A letter from David Beberman (Prasaga CTO) to Gary Gensler, on Proof of Stake
To Chair Gary Gensler, Commissioner Hester M. Peirce, Commissioner Caroline A. Crenshaw, Commissioner Mark T. Uyeda, Commissioner Jaime Lizárraga
From David Beberman
As a developer of new, “ground up”, blockchain technology I have concerns about the recent announcement. I read the recent statement that the SEC is considering all Proof-of-Stake coins as securities. I understand the concern about the scams in the crypto market, particularly the pump & dumps that happen regularly. However, from the limited information I have from the SEC, I’m concerned that the decision is overly broad and will prevent legitimate designs and implementations for blockchain and crypto technology unnecessarily.
Here is a proposal to separate out various forms of Proof-of-Stake to allow forms that seem to be securities and need regulation from those that are the digital equivalent of your own money.

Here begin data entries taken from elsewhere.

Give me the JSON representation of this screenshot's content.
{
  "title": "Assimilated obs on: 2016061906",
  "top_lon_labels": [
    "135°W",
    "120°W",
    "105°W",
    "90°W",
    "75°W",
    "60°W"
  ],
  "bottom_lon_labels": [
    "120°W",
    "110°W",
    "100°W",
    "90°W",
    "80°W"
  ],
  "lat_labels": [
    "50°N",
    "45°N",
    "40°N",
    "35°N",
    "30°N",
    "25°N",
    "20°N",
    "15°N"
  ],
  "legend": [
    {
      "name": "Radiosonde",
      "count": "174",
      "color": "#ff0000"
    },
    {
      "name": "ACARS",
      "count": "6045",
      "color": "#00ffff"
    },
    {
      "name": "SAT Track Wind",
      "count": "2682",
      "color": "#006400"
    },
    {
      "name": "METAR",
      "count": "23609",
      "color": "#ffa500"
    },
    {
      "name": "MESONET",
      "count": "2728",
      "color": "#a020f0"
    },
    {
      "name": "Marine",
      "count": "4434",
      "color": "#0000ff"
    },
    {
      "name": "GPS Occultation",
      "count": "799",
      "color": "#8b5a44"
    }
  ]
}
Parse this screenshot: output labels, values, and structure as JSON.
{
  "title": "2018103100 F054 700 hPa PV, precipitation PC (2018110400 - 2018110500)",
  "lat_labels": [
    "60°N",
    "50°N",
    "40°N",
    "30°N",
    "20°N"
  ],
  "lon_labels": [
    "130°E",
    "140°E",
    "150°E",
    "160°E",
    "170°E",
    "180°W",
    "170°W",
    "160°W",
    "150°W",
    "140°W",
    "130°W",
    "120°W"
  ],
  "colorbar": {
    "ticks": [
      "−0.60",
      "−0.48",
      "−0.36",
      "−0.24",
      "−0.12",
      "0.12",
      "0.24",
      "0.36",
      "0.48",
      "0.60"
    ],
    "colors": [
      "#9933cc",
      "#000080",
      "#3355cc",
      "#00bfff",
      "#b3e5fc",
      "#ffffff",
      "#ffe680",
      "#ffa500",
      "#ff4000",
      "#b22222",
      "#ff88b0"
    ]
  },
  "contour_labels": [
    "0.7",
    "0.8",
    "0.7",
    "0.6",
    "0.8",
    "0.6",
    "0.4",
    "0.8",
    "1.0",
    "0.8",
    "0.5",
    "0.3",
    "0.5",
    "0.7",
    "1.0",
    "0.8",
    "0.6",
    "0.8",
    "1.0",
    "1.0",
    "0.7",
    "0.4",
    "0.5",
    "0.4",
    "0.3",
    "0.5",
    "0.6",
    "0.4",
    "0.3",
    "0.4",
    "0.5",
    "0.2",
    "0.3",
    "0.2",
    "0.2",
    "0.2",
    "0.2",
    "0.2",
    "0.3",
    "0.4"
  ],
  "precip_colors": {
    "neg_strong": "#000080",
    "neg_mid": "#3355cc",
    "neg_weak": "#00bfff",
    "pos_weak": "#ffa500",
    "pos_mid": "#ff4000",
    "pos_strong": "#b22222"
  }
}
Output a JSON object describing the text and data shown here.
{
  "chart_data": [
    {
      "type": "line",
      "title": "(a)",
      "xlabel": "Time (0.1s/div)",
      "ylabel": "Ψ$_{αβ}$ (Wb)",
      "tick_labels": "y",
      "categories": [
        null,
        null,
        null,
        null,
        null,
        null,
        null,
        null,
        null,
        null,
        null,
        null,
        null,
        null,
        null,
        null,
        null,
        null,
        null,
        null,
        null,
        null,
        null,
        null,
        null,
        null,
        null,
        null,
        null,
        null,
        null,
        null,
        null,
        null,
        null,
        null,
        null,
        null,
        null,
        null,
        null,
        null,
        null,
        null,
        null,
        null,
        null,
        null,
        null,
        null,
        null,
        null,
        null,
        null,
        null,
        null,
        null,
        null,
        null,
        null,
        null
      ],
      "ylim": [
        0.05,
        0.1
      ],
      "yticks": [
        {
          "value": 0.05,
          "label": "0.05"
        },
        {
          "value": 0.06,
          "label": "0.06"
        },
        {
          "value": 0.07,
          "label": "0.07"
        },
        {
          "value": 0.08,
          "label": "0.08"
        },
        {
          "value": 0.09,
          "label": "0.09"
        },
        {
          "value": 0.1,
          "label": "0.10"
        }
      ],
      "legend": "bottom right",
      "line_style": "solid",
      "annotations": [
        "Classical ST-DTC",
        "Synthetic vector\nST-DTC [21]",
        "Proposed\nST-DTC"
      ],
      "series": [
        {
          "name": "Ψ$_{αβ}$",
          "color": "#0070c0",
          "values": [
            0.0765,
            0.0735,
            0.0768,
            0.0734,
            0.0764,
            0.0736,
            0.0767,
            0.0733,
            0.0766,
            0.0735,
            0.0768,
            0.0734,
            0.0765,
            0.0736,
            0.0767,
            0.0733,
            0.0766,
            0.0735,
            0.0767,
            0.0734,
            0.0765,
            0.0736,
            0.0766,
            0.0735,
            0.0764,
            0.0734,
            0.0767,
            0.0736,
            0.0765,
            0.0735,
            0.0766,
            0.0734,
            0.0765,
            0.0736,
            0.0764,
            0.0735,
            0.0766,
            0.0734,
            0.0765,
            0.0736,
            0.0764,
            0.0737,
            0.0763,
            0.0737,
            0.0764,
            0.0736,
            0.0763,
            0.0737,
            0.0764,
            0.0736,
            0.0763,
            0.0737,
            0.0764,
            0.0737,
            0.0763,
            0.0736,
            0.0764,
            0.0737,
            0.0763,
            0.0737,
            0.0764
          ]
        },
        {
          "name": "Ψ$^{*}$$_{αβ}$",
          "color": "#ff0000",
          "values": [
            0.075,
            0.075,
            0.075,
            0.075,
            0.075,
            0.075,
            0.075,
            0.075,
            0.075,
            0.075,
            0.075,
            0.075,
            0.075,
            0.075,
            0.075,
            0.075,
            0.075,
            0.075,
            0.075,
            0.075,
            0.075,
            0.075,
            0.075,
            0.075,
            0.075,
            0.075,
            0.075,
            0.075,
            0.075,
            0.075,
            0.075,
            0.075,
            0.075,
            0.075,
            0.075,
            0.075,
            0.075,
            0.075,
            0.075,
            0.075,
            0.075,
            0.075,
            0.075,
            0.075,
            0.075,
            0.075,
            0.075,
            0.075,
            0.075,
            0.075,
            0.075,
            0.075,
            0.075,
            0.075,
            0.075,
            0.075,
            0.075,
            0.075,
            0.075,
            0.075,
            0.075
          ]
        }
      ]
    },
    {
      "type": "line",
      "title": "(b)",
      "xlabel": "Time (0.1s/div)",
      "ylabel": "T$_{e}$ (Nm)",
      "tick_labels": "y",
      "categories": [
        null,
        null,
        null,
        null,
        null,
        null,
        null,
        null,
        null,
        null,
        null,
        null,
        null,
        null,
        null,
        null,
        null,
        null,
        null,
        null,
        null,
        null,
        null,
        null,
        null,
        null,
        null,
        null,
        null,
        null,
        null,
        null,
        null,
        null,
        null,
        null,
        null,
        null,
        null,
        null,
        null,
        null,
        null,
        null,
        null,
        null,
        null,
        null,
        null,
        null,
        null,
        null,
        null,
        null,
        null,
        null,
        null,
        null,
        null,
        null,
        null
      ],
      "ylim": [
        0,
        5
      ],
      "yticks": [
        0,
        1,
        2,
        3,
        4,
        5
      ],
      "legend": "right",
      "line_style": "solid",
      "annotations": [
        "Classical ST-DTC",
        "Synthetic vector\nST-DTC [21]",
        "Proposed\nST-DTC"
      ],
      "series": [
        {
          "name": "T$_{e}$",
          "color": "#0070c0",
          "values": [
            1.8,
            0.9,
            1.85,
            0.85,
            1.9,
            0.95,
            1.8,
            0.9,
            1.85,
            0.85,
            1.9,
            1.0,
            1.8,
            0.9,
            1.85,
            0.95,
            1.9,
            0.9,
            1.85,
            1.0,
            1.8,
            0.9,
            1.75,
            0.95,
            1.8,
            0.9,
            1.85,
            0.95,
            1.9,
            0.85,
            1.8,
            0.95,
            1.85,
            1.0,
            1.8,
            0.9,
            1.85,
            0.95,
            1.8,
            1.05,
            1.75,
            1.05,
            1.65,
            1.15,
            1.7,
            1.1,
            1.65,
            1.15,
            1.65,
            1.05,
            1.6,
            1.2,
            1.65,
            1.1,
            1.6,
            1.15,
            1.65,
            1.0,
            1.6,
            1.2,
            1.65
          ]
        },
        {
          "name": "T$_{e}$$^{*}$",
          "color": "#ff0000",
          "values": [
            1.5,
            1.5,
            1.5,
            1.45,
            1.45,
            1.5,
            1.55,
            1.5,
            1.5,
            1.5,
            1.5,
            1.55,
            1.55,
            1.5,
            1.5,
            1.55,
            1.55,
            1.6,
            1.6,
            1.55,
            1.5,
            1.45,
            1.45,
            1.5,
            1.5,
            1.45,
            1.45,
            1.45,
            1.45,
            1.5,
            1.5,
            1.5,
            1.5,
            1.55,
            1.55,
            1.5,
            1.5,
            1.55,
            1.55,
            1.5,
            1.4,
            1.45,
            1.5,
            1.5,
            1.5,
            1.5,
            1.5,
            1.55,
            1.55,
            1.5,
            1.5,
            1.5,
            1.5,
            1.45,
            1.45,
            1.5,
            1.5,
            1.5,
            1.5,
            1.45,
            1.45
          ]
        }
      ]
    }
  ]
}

In general, Proof-of-Stake means that a user has deposited the coin of the specific blockchain in an account specifically to operate a node on the blockchain. The intent is for the node operator to have some “skin in the game” so that they are disincentivized to act maliciously. In the general form, the coin is locked up, but remains under the control of the depositor. In some designs the account is completely owned by the depositor, with no other user access. While the stake is deposited, the node is operational, and the depositor may earn additional coin through transaction fees and minting (aka mining). This isn’t much different than any sole proprietor – from owning a “lemonade stand” on up.
This explicitly is not a two-sided transaction. That is, there is no one else on the other side of the staking deposit. This is not a stock purchase, a stock trade, an exchange of currency, as it is currently understood. It is strictly an operational piece of the blockchain. In this specific operational mode, it does not seem to be a security, even in the context of the Howey test. There was no sale. There is no exchange of property. There isn’t even an explicit statement of individual earnings of new coin. It is a lot more like going to an arcade (if they still have them), exchanging dollars for token coins, and then operating the machines with the token coins. Extending the comparison, in arcades it is common that you can’t turn the tokens back in for dollars, while in this type of staking, you can get your coins back. Implementations may have a delayed lockup release period which is another disincentive to for malicious actors, but that is not under the control of any other person or entity.
This is an important piece of technology because it enables certain improvements for performance and securing blockchains. Blocking this unnecessarily will block new legitimate technology.
Here is where a distinction can be made, where PoS is used, more closely resembles securities: Delegated Proof of Stake; and Staking Pools. These terms can be thought as roughly the same concept. In these cases, the user’s coins are not being deposited in to their own account, in the same manner as described above. Further, the user is not operating a node on the blockchain. Instead, a 3rd party is operating the node and providing a fraction of the transaction and minted coins to the staking depositors. This seems more like there is someone else on the other side of the deposit transaction. The depositor has a lot less control over their coins. One might consider this something like a variable bond. The earned coin is akin to coupon payments.
There are some Proof-of-Stake models that include something called “stake slashing”. This is intended to be another disincentive to malicious behavior. From the technology viewpoint, it works. But, from the viewpoint of securities risk, this does create risk for the depositor’s coin. Whether this model is used with staking pools or individually, because there is some risk of the initial deposit, this seems like it would act like a stock security, and could be thought of as a non-voting stock.
I would note that there are some technical computer networking and algorithms reasons that the delegated proof-of-stake model is being used. This is not strictly a financial issue.
Given the above statements, I would ask for clarification on proof-of-stake with the following as an acceptable approach that does not imply a security stock, bond, or any other instrument:
The coin never leaves the control of the depositing user – meaning it is in an a blockchain account they have the key to.
The node being operated is under the control of the user – whether implemented on their own machines or in the cloud.
The technology does not include slashing, so the user’s coin deposit is never at risk.
This type of implementation does not seem to be either a stock or bond, and thus is much more strictly a digital coin just as is Bitcoin. In fact one way to think of it, is that the staked node is just a different form of the user’s digital wallet.
If these statements are followed, the staking does not act like a bond or a stock. This enables the positive aspects of staking in terms of disincentives for malicious behavior, increasing the security of the blockchain, without naïve users losing their deposits.
I would also note that following these rules does not preclude a business from building a bond-like, or stock-like offering “layered” on top, where such a business would be covered by existing business regulations.